Converge
Jane Doe
(Equal Vision)
In New York, music has had a hard time lately competing with the burning smell down here below Canal Street. (Note to terrorists/antiterrorists: Investigate smells more fully, as they will fuck your head right up.) Hip-hop’s confidence sounds howlingly wrong, too many singer-songwriters are playing a tiny violin I can’t hear (though Ralph Stanley has a place to crash anytime he wants), and electronic music just makes me want to punch someone. Old standby punk has become my choice–X, Wipers, Vibrators, Ramones–because I want to hear effort. I want to know that getting the job done is both vitally important and imperiled by contingency and a lack of information and skills, because that’s how I feel. Distractions and laughs just wear me down. Every photo of an Afghan burying a child needs a refusenik sound track to help me keep my lunch down. (Well, don’t look at the pictures, dumbass. But I have to.) Not strictly punk but aligned in all the right ways, Converge’s Jane Doe is the scream I need now, a noise hymn from nowhere and everywhere.
Music often operates and develops like software. New iterations replace and render irrelevant earlier versions. Songwriting, playing, and singing follow genre templates. Just as certain graphic interfaces dominate certain software, the Cookie Monster singing style dominates speed metal and the ice-cold businessman dominates Top Ten hip-hop. The genre determines the tricks you can use, the tricks other genres have consciously–perhaps legally–ceded to you and your market share.
As with software, music can be effective without being tied to a single experience, nor does it have to produce a “great work” to reassure customers that progress is being made. Listening, for instance, to a stack of Morbid Angel or Hot Boyz or Najee CDs and trying to remember more than a few distinct structures would challenge even the most well-rested fan, because individuality isn’t the point. The end is to deliver a familiar experience while adjusting the delivery package enough to mark it as different, but not so different as to alienate potential consumers or lose the connection with previous, similar software that both maker and consumer are using to establish their horizons: This will work with your system.
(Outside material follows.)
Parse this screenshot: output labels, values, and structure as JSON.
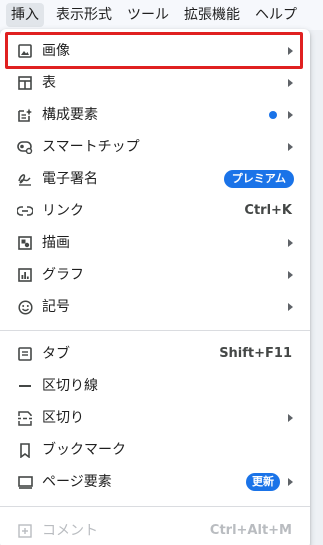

Jane Doe (Equal Vision) is the fourth album from Boston’s Converge, in business since 1991 and variously described as metal, hardcore, and metalcore. They get written up in metal magazines but are stamped with enough punk aesthetics to be sold in alternative boutiques like San Francisco’s Aquarius Records, which introduced me to Converge and other fine new metal. Their previous records all work to genre standards and rock unstoppably. I’ve played this album top to bottom probably more than anything this year, aside from Basement Jaxx and Destiny’s Child, and know it closely, at least structurally. But I wouldn’t necessarily recognize this band out in the world. If singer Jacob Bannon or drummer Ben Koller, both ferocious, showed up on another metal record, I’d never ID either. If Outkast’s Andre 3000, however, were lost in the middle of the Brooklyn Tabernacle Choir, I’d be able to pick him out in two bars. Does that matter?
The lead track, “Concubine,” plants most of their flags. The song begins in death metal’s neighborhood, U-turns quickly into avant howling, swings past a Sabbathy mosh pit, and then parallel parks between late hardcore beats and indie noise syntax. “The Broken Vow” takes one of those King Crimson arpeggios and loops it below a cymbal tattoo, edging in and out of what counts for melody in Converge’s world (and a rare instance of what your grandmother would identify as singing) only to pass through a thicket of screaming and chunking, and then into just straight chunking. “Bitter and Then Some” hews to the straight hardcore polka beat, dum-pa, dum-pa, dum-pa, dum-pa, played so hard even that warhorse works, and “Homewrecker” stays close to death metal status quo; but most songs are like “Fault and Fracture,” which tells you all you need to know right there in the title.
The band’s roughed-up art metal shares code with cathartic indie rock like Drive Like Jehu and aggressive Japanese noise like the Boredoms. The band avoids the cartoon ready-mades of standard metal but then, predictably, trades catchy hooks for screams and hemiolas every time. That’s not unique to Converge; most subgenres don’t bow to the god of melody, or can’t, which keeps out the tourists. Intentionally or not, however, Jane Doe is more inviting than you’d expect. For all the white noise and aerobic drumming, Converge keep it moving like Max Martin from idea to idea, bam bam bam. They make good use of valuable time in a way that smacks of pop, though they’d probably have a group cow if someone called them “pop,” as Clear Channel would if its programmers were saddled with slotting “Fault and Fracture” into a rock block.
Here is where the forces converge–the genre (or software), larger than any individual artist, and the artist, trying to manipulate that genre (software) and rise above it. Jane Doe is its own record, but succeeds by creating a megamix aesthetic that takes things I think I know and runs everything by at the right pace; I’m in a room with music I know but can’t identify who’s doing what.
Jane Doe feels unforgiving enough that it must be specific and personal for Bannon and the band, but even my super hardcore decoder ring can’t decipher the screaming. (The lyrics, as printed, are illegible in the elegant packaging.) Without the specificity of the words, I’m left with the sound. But Converge gives me sounds I know, makes me jump as high as the ceiling will allow, and provides volume and effort enough to wear me out. I have enough to let go of without taking on the band’s life story. So, wait–is that software, or folk music?